They don't do any
bleeping school work. It's glaringly obvious. They faked Izzy's GCSE results - very badly - & occasionally for content Sarah will print off a couple of worksheets on frogs & say Isla's doing Biology today.
This is a list of broad mathematical topics Isla, going into year 7 next academic year, would be doing:
- Decimals and percentages.
- Fractions.
- Algebraic Techniques.
- Angle relationships.
- Length.
- Area.
- Data Collection and Relationships.
- Pythagoras' Theorem.
By now Esme would be tackling Algebra, Trig & Statistics. Just as well her old dad's a qualified pilot, eh? He can be Maths Master.
Do you honestly believe that Sarah & Creepy, who don't appear to have been arsed teaching their toddler to count past 4 are capable of conveying any part of that? You've seen their spelling & grammar, how do you think that's going to aid them in teaching English?

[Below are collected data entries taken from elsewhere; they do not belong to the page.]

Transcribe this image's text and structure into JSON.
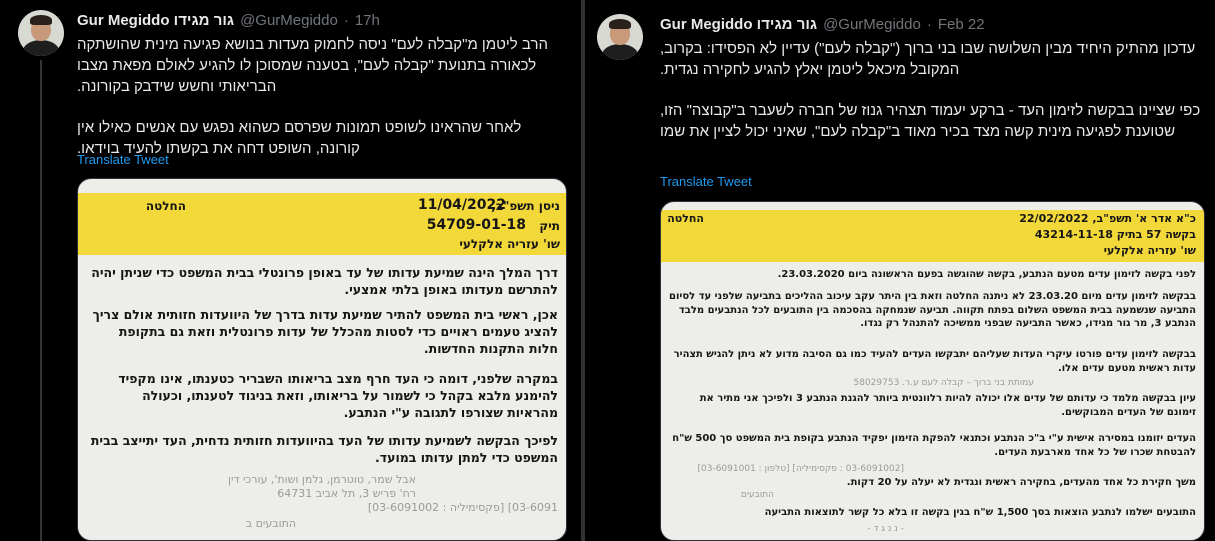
{
  "left": {
    "author": {
      "name": "Gur Megiddo גור מגידו",
      "handle": "@GurMegiddo",
      "sep": "·",
      "time": "17h"
    },
    "paragraph1": "הרב ליטמן מ\"קבלה לעם\" ניסה לחמוק מעדות בנושא פגיעה מינית שהושתקה לכאורה בתנועת \"קבלה לעם\", בטענה שמסוכן לו להגיע לאולם מפאת מצבו הבריאותי וחשש שידבק בקורונה.",
    "paragraph2": "לאחר שהראינו לשופט תמונות שפרסם כשהוא נפגש עם אנשים כאילו אין קורונה, השופט דחה את בקשתו להעיד בוידאו.",
    "translate": "Translate Tweet",
    "doc": {
      "header_decision": "החלטה",
      "header_date": "11/04/2022",
      "header_date_prefix": "ניסן תשפ\"ב,",
      "header_case": "54709-01-18",
      "header_case_label": "תיק",
      "header_judge": "שו' עזריה אלקלעי",
      "p1": "דרך המלך הינה שמיעת עדותו של עד באופן פרונטלי בבית המשפט כדי שניתן יהיה להתרשם מעדותו באופן בלתי אמצעי.",
      "p2": "אכן, ראשי בית המשפט להתיר שמיעת עדות בדרך של היוועדות חזותית אולם צריך להציג טעמים ראויים כדי לסטות מהכלל של עדות פרונטלית וזאת גם בתקופת חלות התקנות החדשות.",
      "p3": "במקרה שלפני, דומה כי העד חרף מצב בריאותו השבריר כטענתו, אינו מקפיד להימנע מלבא בקהל כי לשמור על בריאותו, וזאת בניגוד לטענתו, וכעולה מהראיות שצורפו לתגובה ע\"י הנתבע.",
      "p4": "לפיכך הבקשה לשמיעת עדותו של העד בהיוועדות חזותית נדחית, העד יתייצב בבית המשפט כדי למתן עדותו במועד.",
      "stamp1": "אבל שמר, טוטרמן, גלמן ושות', עורכי דין",
      "stamp2": "רח' פריש 3, תל אביב 64731",
      "stamp3": "[03-6091002 : פקסימיליה] [03-6091",
      "stamp4": "התובעים ב"
    }
  },
  "right": {
    "author": {
      "name": "Gur Megiddo גור מגידו",
      "handle": "@GurMegiddo",
      "sep": "·",
      "time": "Feb 22"
    },
    "paragraph1": "עדכון מהתיק היחיד מבין השלושה שבו בני ברוך (\"קבלה לעם\") עדיין לא הפסידו: בקרוב, המקובל מיכאל ליטמן יאלץ להגיע לחקירה נגדית.",
    "paragraph2": "כפי שציינו בבקשה לזימון העד - ברקע יעמוד תצהיר גנוז של חברה לשעבר ב\"קבוצה\" הזו, שטוענת לפגיעה מינית קשה מצד בכיר מאוד ב\"קבלה לעם\", שאיני יכול לציין את שמו",
    "translate": "Translate Tweet",
    "doc": {
      "header_decision": "החלטה",
      "header_date": "כ\"א אדר א' תשפ\"ב, 22/02/2022",
      "header_request": "בקשה 57 בתיק 43214-11-18",
      "header_judge": "שו' עזריה אלקלעי",
      "p1": "לפני בקשה לזימון עדים מטעם הנתבע, בקשה שהוגשה בפעם הראשונה ביום 23.03.2020.",
      "p2": "בבקשה לזימון עדים מיום 23.03.20 לא ניתנה החלטה וזאת בין היתר עקב עיכוב ההליכים בתביעה שלפני עד לסיום התביעה שנשמעה בבית המשפט השלום בפתח תקווה. תביעה שנמחקה בהסכמה בין התובעים לכל הנתבעים מלבד הנתבע 3, מר גור מגידו, כאשר התביעה שבפני ממשיכה להתנהל רק נגדו.",
      "p3": "בבקשה לזימון עדים פורטו עיקרי העדות שעליהם יתבקשו העדים להעיד כמו גם הסיבה מדוע לא ניתן להגיש תצהיר עדות ראשית מטעם עדים אלו.",
      "p4": "עיון בבקשה מלמד כי עדותם של עדים אלו יכולה להיות רלוונטית ביותר להגנת הנתבע 3 ולפיכך אני מתיר את זימונם של העדים המבוקשים.",
      "p5": "העדים יזומנו במסירה אישית ע\"י ב\"כ הנתבע וכתנאי להפקת הזימון יפקיד הנתבע בקופת בית המשפט סך 500 ש\"ח להבטחת שכרו של כל אחד מארבעת העדים.",
      "p6": "משך חקירת כל אחד מהעדים, בחקירה ראשית ונגדית לא יעלה על 20 דקות.",
      "p7": "התובעים ישלמו לנתבע הוצאות בסך 1,500 ש\"ח בגין בקשה זו בלא כל קשר לתוצאות התביעה",
      "stamp1": "עמותת בני ברוך – קבלה לעם ע.ר. 58029753",
      "stamp2": "התובעים",
      "stamp3": "[03-6091001 : טלפון] [03-6091002 : פקסימיליה]",
      "stamp4": "- נ נ ג ד -"
    }
  },
  "colors": {
    "background": "#000000",
    "text": "#e7e9ea",
    "muted": "#71767b",
    "link": "#1d9bf0",
    "highlight": "#f3d83a"
  },
  "icons": [
    "avatar-photo"
  ]
}
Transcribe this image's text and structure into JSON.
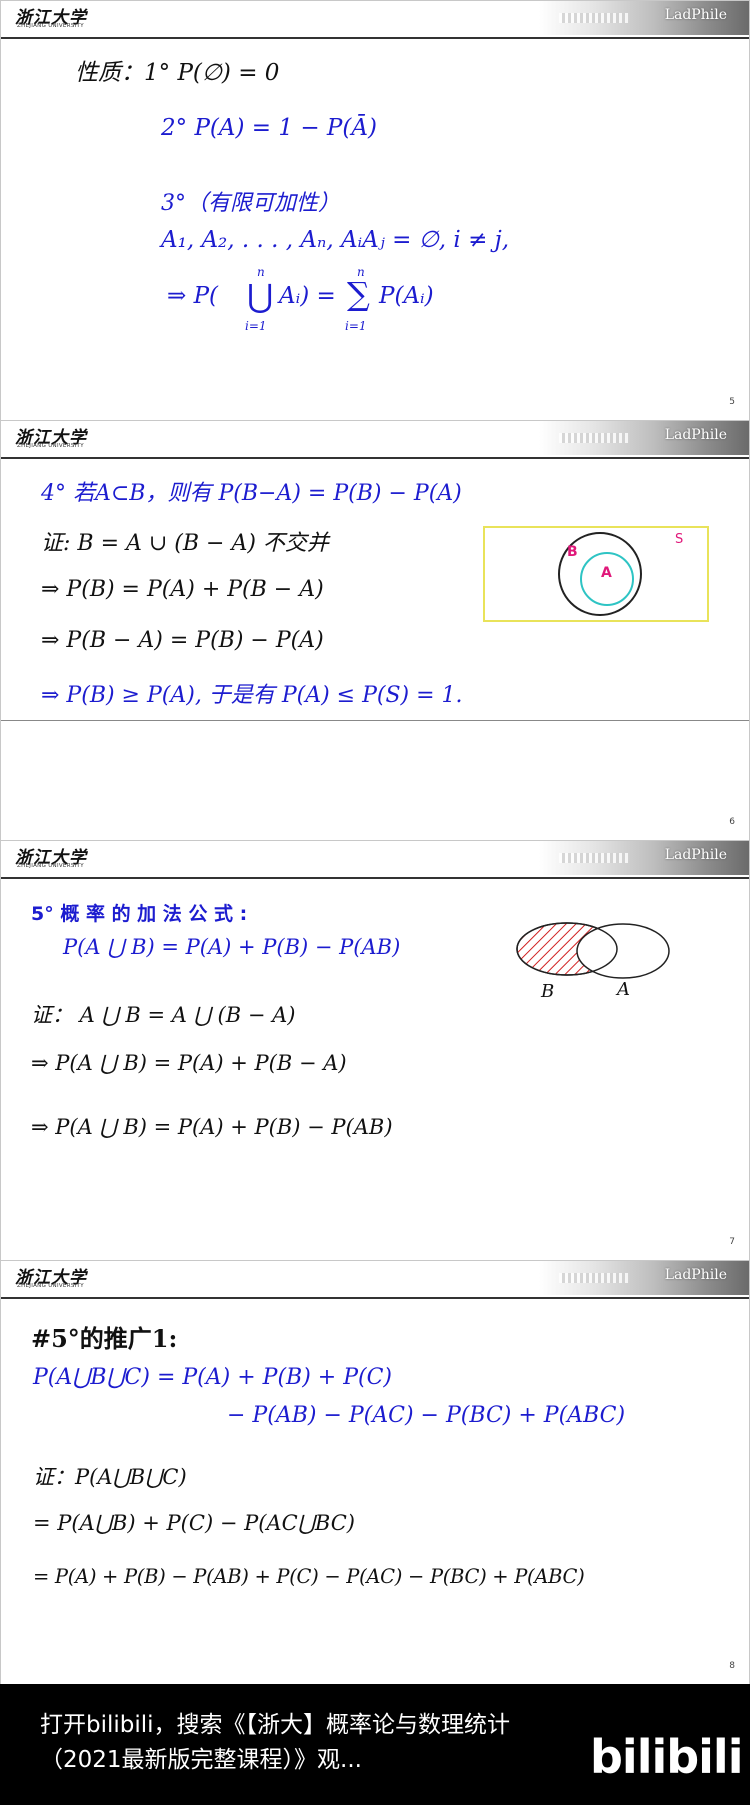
{
  "header": {
    "logo_cn": "浙江大学",
    "logo_en": "ZHEJIANG UNIVERSITY",
    "brand": "LadPhile"
  },
  "slide5": {
    "page": "5",
    "p1": "性质：1° P(∅) = 0",
    "p2": "2° P(A) = 1 − P(Ā)",
    "p3": "3°（有限可加性）",
    "p3_cond": "A₁, A₂, . . . , Aₙ, AᵢAⱼ = ∅, i ≠ j,",
    "p3_implies": "⇒ P(",
    "p3_union": "⋃",
    "p3_union_top": "n",
    "p3_union_bottom": "i=1",
    "p3_mid": "Aᵢ) =",
    "p3_sum": "∑",
    "p3_sum_top": "n",
    "p3_sum_bottom": "i=1",
    "p3_end": "P(Aᵢ)"
  },
  "slide6": {
    "page": "6",
    "p4": "4°  若A⊂B，则有  P(B−A) = P(B) − P(A)",
    "proof": "证: B = A ∪ (B − A)  不交并",
    "l1": "⇒ P(B) = P(A) + P(B − A)",
    "l2": "⇒ P(B − A) = P(B) − P(A)",
    "l3": "⇒ P(B) ≥ P(A), 于是有   P(A) ≤ P(S) = 1.",
    "venn": {
      "label_s": "S",
      "label_b": "B",
      "label_a": "A"
    }
  },
  "slide7": {
    "page": "7",
    "p5": "5° 概 率 的 加 法 公 式 :",
    "formula": "P(A ⋃ B) = P(A) + P(B) − P(AB)",
    "proof": "证： A ⋃ B = A ⋃ (B − A)",
    "l1": "⇒ P(A ⋃ B) = P(A) + P(B − A)",
    "l2": "⇒ P(A ⋃ B) = P(A) + P(B) − P(AB)",
    "venn": {
      "label_b": "B",
      "label_a": "A"
    }
  },
  "slide8": {
    "page": "8",
    "title": "#5°的推广1:",
    "f1": "P(A⋃B⋃C) = P(A) + P(B) + P(C)",
    "f2": "− P(AB) − P(AC) − P(BC) + P(ABC)",
    "proof": "证：P(A⋃B⋃C)",
    "l1": "= P(A⋃B) + P(C) − P(AC⋃BC)",
    "l2": "= P(A) + P(B) − P(AB) + P(C) − P(AC) − P(BC) + P(ABC)"
  },
  "footer": {
    "text": "打开bilibili，搜索《【浙大】概率论与数理统计（2021最新版完整课程）》观...",
    "logo": "bilibili"
  },
  "colors": {
    "formula_blue": "#1c1ccf",
    "venn_frame": "#e9e35a",
    "venn_b_label": "#e0187a",
    "venn_a_circle": "#2ec4c4",
    "hatch": "#d02020"
  }
}
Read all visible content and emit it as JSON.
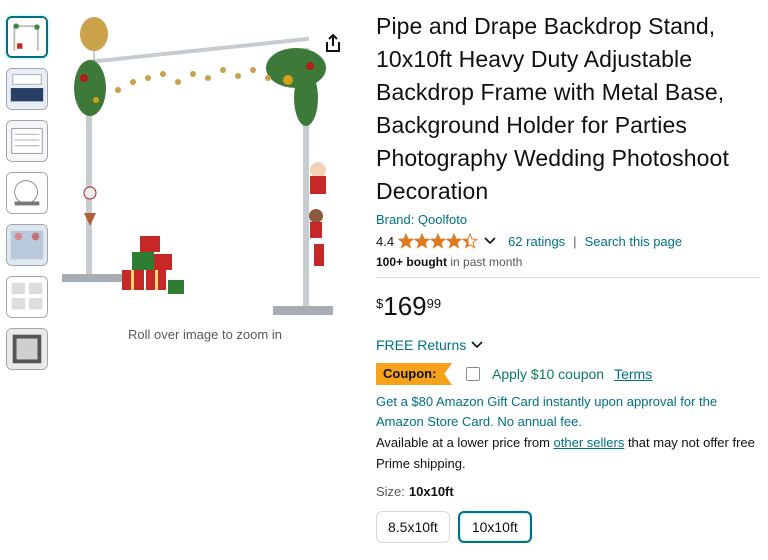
{
  "thumbnails": [
    {
      "name": "thumb-1",
      "active": true
    },
    {
      "name": "thumb-2",
      "active": false
    },
    {
      "name": "thumb-3",
      "active": false
    },
    {
      "name": "thumb-4",
      "active": false
    },
    {
      "name": "thumb-5",
      "active": false
    },
    {
      "name": "thumb-6",
      "active": false
    },
    {
      "name": "thumb-7",
      "active": false
    }
  ],
  "gallery": {
    "zoom_hint": "Roll over image to zoom in",
    "share_icon": "share-icon"
  },
  "product": {
    "title": "Pipe and Drape Backdrop Stand, 10x10ft Heavy Duty Adjustable Backdrop Frame with Metal Base, Background Holder for Parties Photography Wedding Photoshoot Decoration",
    "brand": "Brand: Qoolfoto",
    "rating_value": "4.4",
    "rating_stars": 4.4,
    "ratings_link": "62 ratings",
    "separator": "|",
    "search_link": "Search this page",
    "bought_bold": "100+ bought",
    "bought_rest": " in past month"
  },
  "price": {
    "symbol": "$",
    "whole": "169",
    "fraction": "99"
  },
  "returns": {
    "label": "FREE Returns"
  },
  "coupon": {
    "badge": "Coupon:",
    "text": "Apply $10 coupon",
    "terms": "Terms"
  },
  "promo": {
    "text": "Get a $80 Amazon Gift Card instantly upon approval for the Amazon Store Card. No annual fee."
  },
  "lower_price": {
    "prefix": "Available at a lower price from ",
    "link": "other sellers",
    "suffix": " that may not offer free Prime shipping."
  },
  "size": {
    "label": "Size:",
    "selected": "10x10ft",
    "options": [
      "8.5x10ft",
      "10x10ft"
    ]
  },
  "colors": {
    "link": "#007185",
    "coupon_green": "#067d62",
    "coupon_orange": "#f7a21b",
    "star": "#de7921"
  }
}
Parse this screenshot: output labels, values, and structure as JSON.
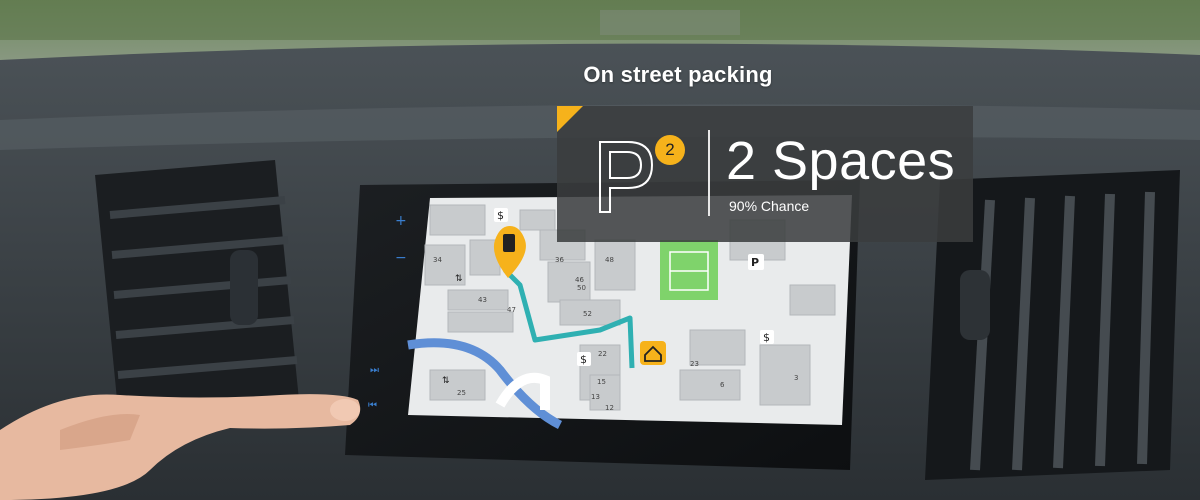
{
  "overlay": {
    "headline": "On street packing",
    "parking_symbol": "P",
    "badge_count": "2",
    "spaces_text": "2 Spaces",
    "chance_text": "90% Chance",
    "accent_color": "#f6b21b"
  },
  "map": {
    "block_labels": [
      "34",
      "36",
      "48",
      "46",
      "43",
      "47",
      "52",
      "50",
      "22",
      "15",
      "13",
      "12",
      "25",
      "23",
      "6",
      "3"
    ],
    "icons": [
      "dollar-sign-icon",
      "parking-p-icon",
      "traffic-sign-icon",
      "car-marker-icon",
      "home-destination-icon"
    ],
    "route_color": "#2fb0b2",
    "water_color": "#5f8fd6"
  },
  "device": {
    "controls": [
      "volume-up",
      "volume-down",
      "skip-forward",
      "skip-back"
    ]
  }
}
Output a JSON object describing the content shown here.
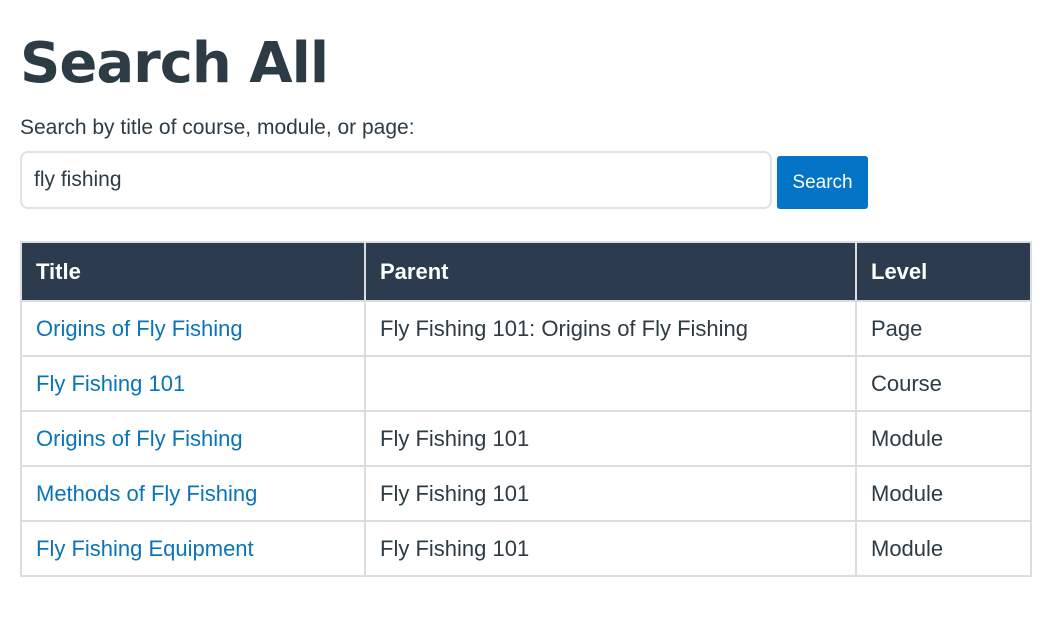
{
  "page": {
    "title": "Search All",
    "search_label": "Search by title of course, module, or page:"
  },
  "search": {
    "value": "fly fishing",
    "placeholder": "",
    "button_label": "Search"
  },
  "table": {
    "headers": {
      "title": "Title",
      "parent": "Parent",
      "level": "Level"
    },
    "rows": [
      {
        "title": "Origins of Fly Fishing",
        "parent": "Fly Fishing 101: Origins of Fly Fishing",
        "level": "Page"
      },
      {
        "title": "Fly Fishing 101",
        "parent": "",
        "level": "Course"
      },
      {
        "title": "Origins of Fly Fishing",
        "parent": "Fly Fishing 101",
        "level": "Module"
      },
      {
        "title": "Methods of Fly Fishing",
        "parent": "Fly Fishing 101",
        "level": "Module"
      },
      {
        "title": "Fly Fishing Equipment",
        "parent": "Fly Fishing 101",
        "level": "Module"
      }
    ]
  },
  "colors": {
    "header_bg": "#2d3b4f",
    "link": "#0a74b8",
    "button": "#0374c6",
    "text": "#2d3b45"
  }
}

Sarah can be in a country and not know what continent it's on so I'm assuming her geography lessons would be a bit
tit. I doubt he could name the Prime Minister & may well believe the House of Lords is something to do with cricket, so anything they have to say on the topic of Politics & Government would be about as useful as a chocolate teapot & we've all seen her cook so let's imagine for a moment her Food Science & Nutrition lessons shall we?